Kendaraan Militer Amerika Serikat sedang berpatroli di dekat tambang minyak di Suriah. twitter.com/mfa_russia
Semakin parahnya perang saudara yang berkecamuk di Suriah adalah produk dari intervensi militer asing yang masih terjadi hingga hari ini. Perang yang diawali protes masyarakat Suriah terhadap Presiden Bashar al Assad, mengantarkan Suriah ke ambang jurang kehancuran sebagai akibat besarnya skala konflik.
Intervensi militer asing di Suriah dimulai ketika pemerintah Amerika Serikat memutuskan untuk mendukung pasukan pemberontak antipemerintah, Free Syrian Army (FSA). Dukungan secara diam-diam itu dilancarkan dengan memberikan pelatihan tempur dan senjata oleh Central Inteligence Agency (CIA) sejak tahun 2011 hingga 2017, seperti yang dilansir Reuters.
Washington kemudian memperluas jangkauan intervensinya dengan mendukung pasukan pemberontak Kurdi, Syrian Democratic Forces (SDF), secara terang-terangan sejak 2015. SDF sukses mendapat bantuan melalui Kementerian Pertahanan AS, mulai dari persenjataan, pelatihan tempur, hingga bantuan serangan udara yang secara khusus ditujukan ke posisi-posisi ISIS di Suriah.
Tidak berhenti di situ, berkat kesepakatannya dengan SDF, militer AS beserta sekutunya, seperti Inggris dan Prancis, juga mengerahkan pasukannya ke Suriah. Mereka datang dengan misi menjamin keamanan wilayah timur Suriah yang dikuasai oleh SDF.
Selain AS, Federasi Rusia dan Iran juga ikut terlibat dalam konflik Suriah. Namun intervensi mereka di negara tersebut merupakan permintaan langsung dari pemerintah Suriah yang membutuhkan bantuan militer demi menghadapi amukan pasukan pemberontak dan ISIS. Bantuan serangan udara strategis dan pelatihan militer dari Rusia serta bantuan pejuang milisi Iran, terbukti berhasil dalam menghentikan gerak pasukan pemberontak dan membalikkan keadaan.

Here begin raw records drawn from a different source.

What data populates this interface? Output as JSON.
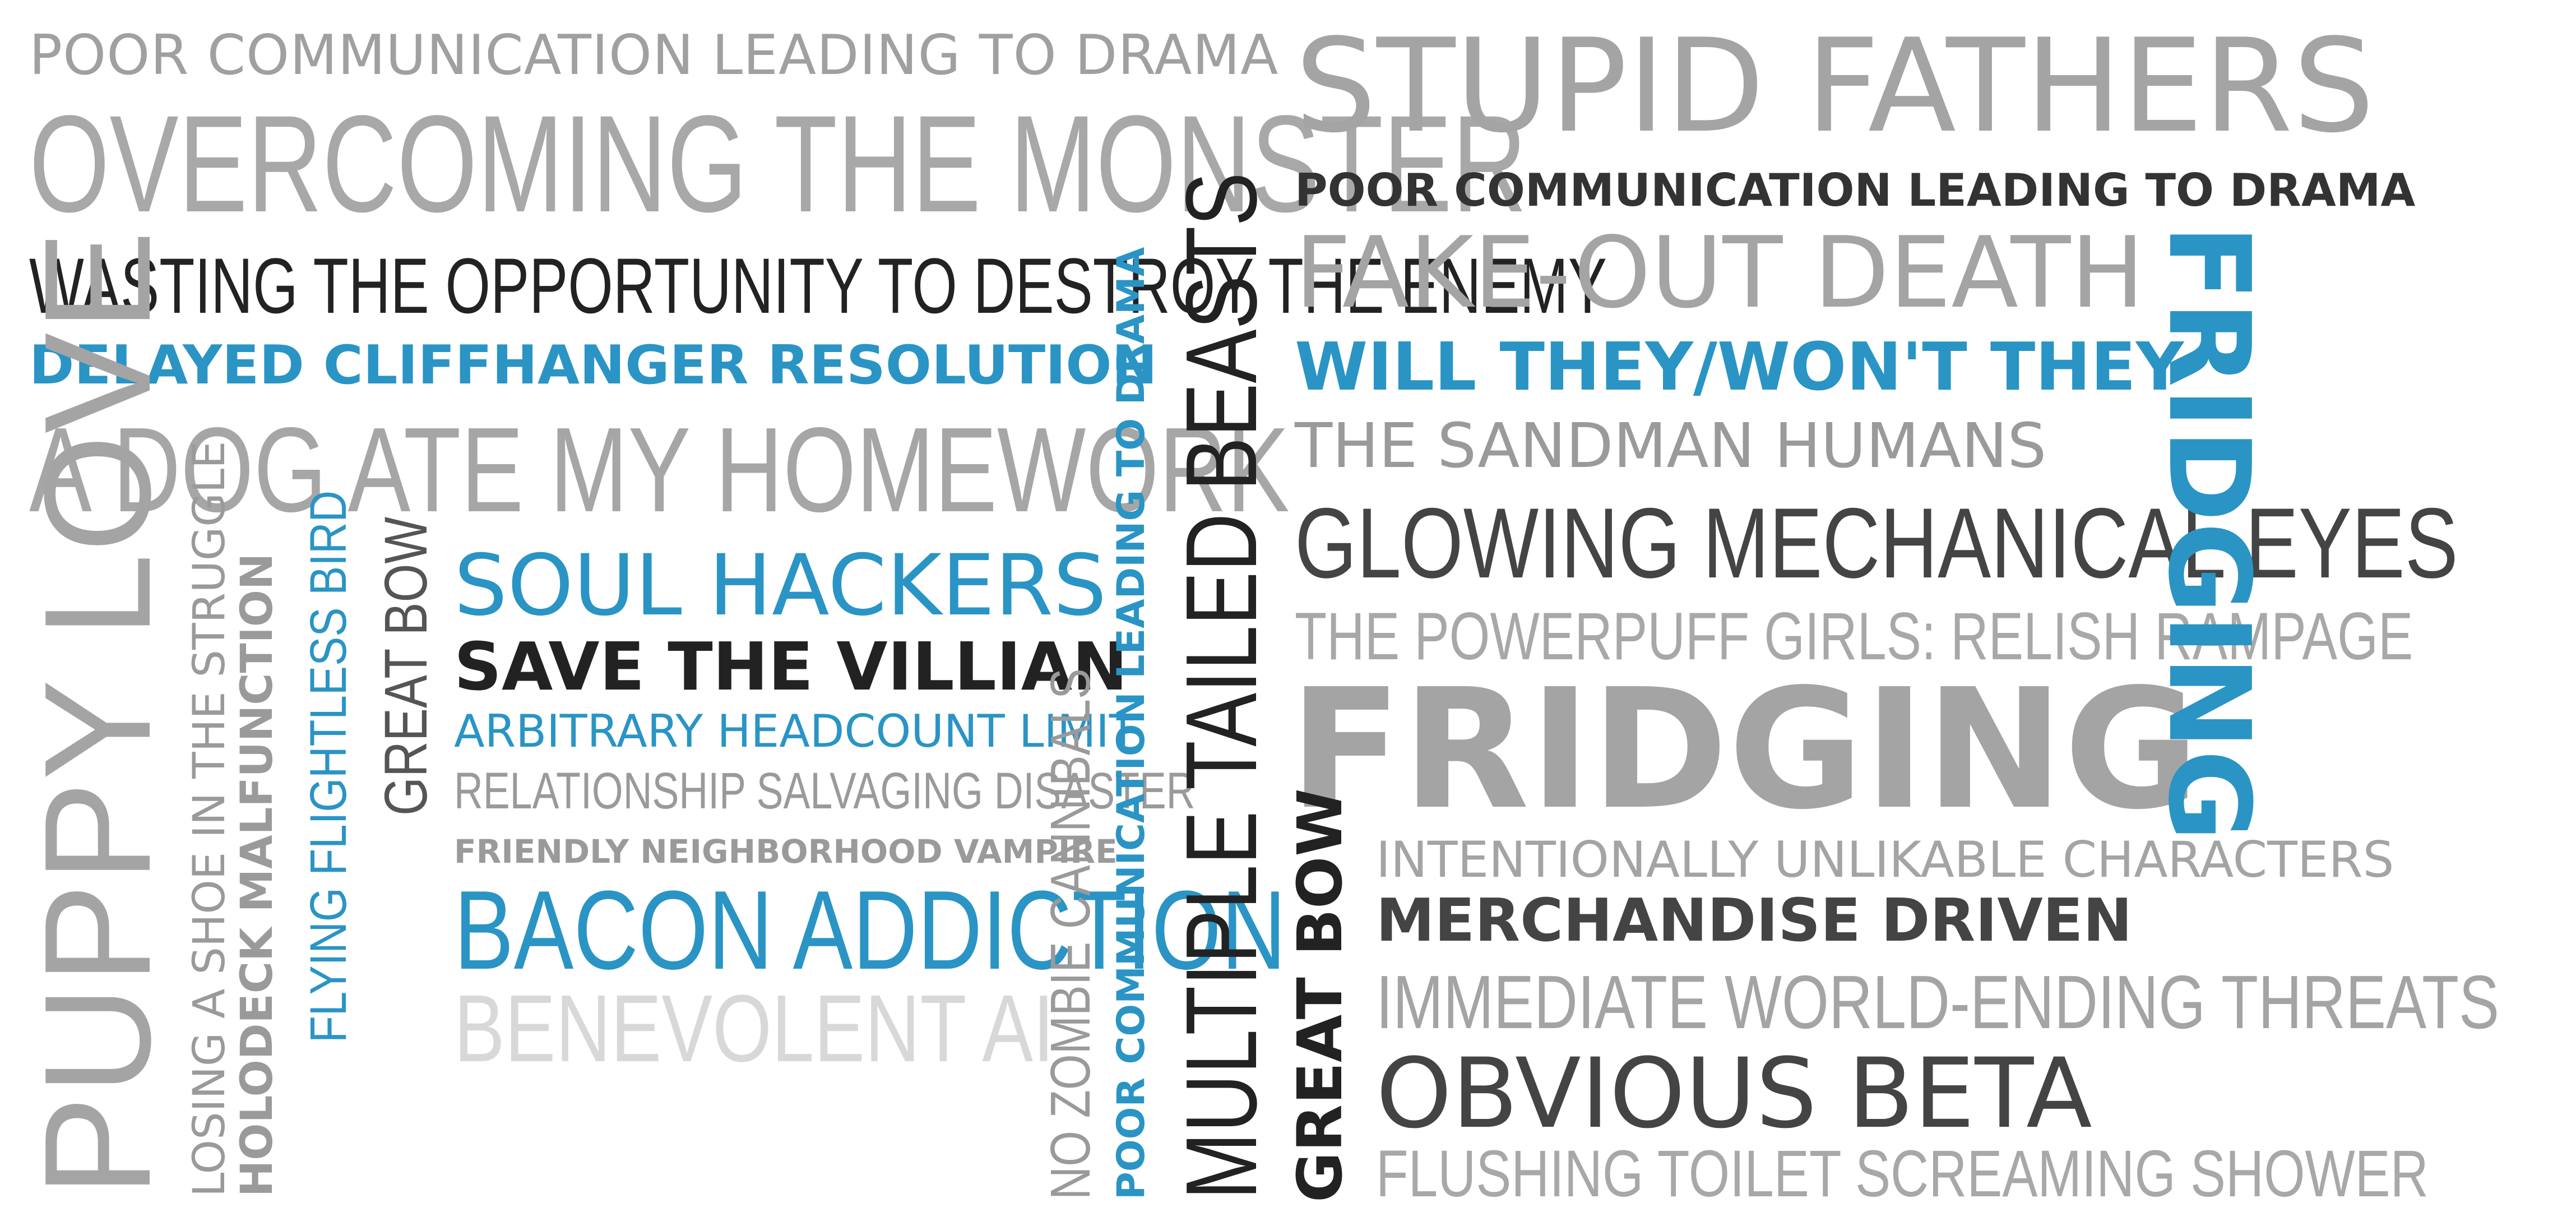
{
  "words": [
    {
      "text": "POOR COMMUNICATION LEADING TO DRAMA"
    },
    {
      "text": "OVERCOMING THE MONSTER"
    },
    {
      "text": "WASTING THE OPPORTUNITY TO DESTROY THE ENEMY"
    },
    {
      "text": "DELAYED CLIFFHANGER RESOLUTION"
    },
    {
      "text": "A DOG ATE MY HOMEWORK"
    },
    {
      "text": "PUPPY LOVE"
    },
    {
      "text": "LOSING A SHOE IN THE STRUGGLE"
    },
    {
      "text": "HOLODECK MALFUNCTION"
    },
    {
      "text": "FLYING FLIGHTLESS BIRD"
    },
    {
      "text": "GREAT BOW"
    },
    {
      "text": "SOUL HACKERS"
    },
    {
      "text": "SAVE THE VILLIAN"
    },
    {
      "text": "ARBITRARY HEADCOUNT LIMIT"
    },
    {
      "text": "RELATIONSHIP SALVAGING DISASTER"
    },
    {
      "text": "FRIENDLY NEIGHBORHOOD VAMPIRE"
    },
    {
      "text": "BACON ADDICTION"
    },
    {
      "text": "BENEVOLENT AI"
    },
    {
      "text": "NO ZOMBIE CANNIBALS"
    },
    {
      "text": "POOR COMMUNICATION LEADING TO DRAMA"
    },
    {
      "text": "MULTIPLE TAILED BEASTS"
    },
    {
      "text": "STUPID FATHERS"
    },
    {
      "text": "POOR COMMUNICATION LEADING TO DRAMA"
    },
    {
      "text": "FAKE-OUT DEATH"
    },
    {
      "text": "WILL THEY/WON'T THEY"
    },
    {
      "text": "THE SANDMAN HUMANS"
    },
    {
      "text": "GLOWING MECHANICAL EYES"
    },
    {
      "text": "THE POWERPUFF GIRLS: RELISH RAMPAGE"
    },
    {
      "text": "FRIDGING"
    },
    {
      "text": "FRIDGING"
    },
    {
      "text": "GREAT BOW"
    },
    {
      "text": "INTENTIONALLY UNLIKABLE CHARACTERS"
    },
    {
      "text": "MERCHANDISE DRIVEN"
    },
    {
      "text": "IMMEDIATE WORLD-ENDING THREATS"
    },
    {
      "text": "OBVIOUS BETA"
    },
    {
      "text": "FLUSHING TOILET SCREAMING SHOWER"
    }
  ],
  "colors": {
    "blue": "#2a94c5",
    "dark": "#222222",
    "mid_gray": "#a4a4a4",
    "light_gray": "#d8d8d8",
    "background": "#ffffff"
  }
}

Aktor asing terakhir yang dengan terang-terangan melakukan intervensi militer di Suriah adalah Turki. Sebagai negara yang berbatasan langsung dengan Suriah, pemerintah Turki khawatir dengan keamanan negaranya. Mereka pun mulai melakukan intervensi dengan menginvasi wilayah utara Suriah sebanyak dua kali di 2018 dan 2019, yang saat itu sedang dikuasai pasukan Kurdi SDF.
Memboncengi pasukan Free Syrian Army (FSA) yang sudah tidak mendapatkan bantuan dari AS lagi, Turki berhasil menguasai sebagian wilayah utara itu. Namun, berkat keterlibatannya dengan FSA pulalah, upaya pemerintah Suriah menghancurkan FSA terhambat. Wilayah pertahanan terakhir FSA di Provinsi Idlib, yang berbatasan langsung dengan Turki, mendapat dukungan konstan dari militer Turki, baik persenjataan hingga kendaraan tempur berat.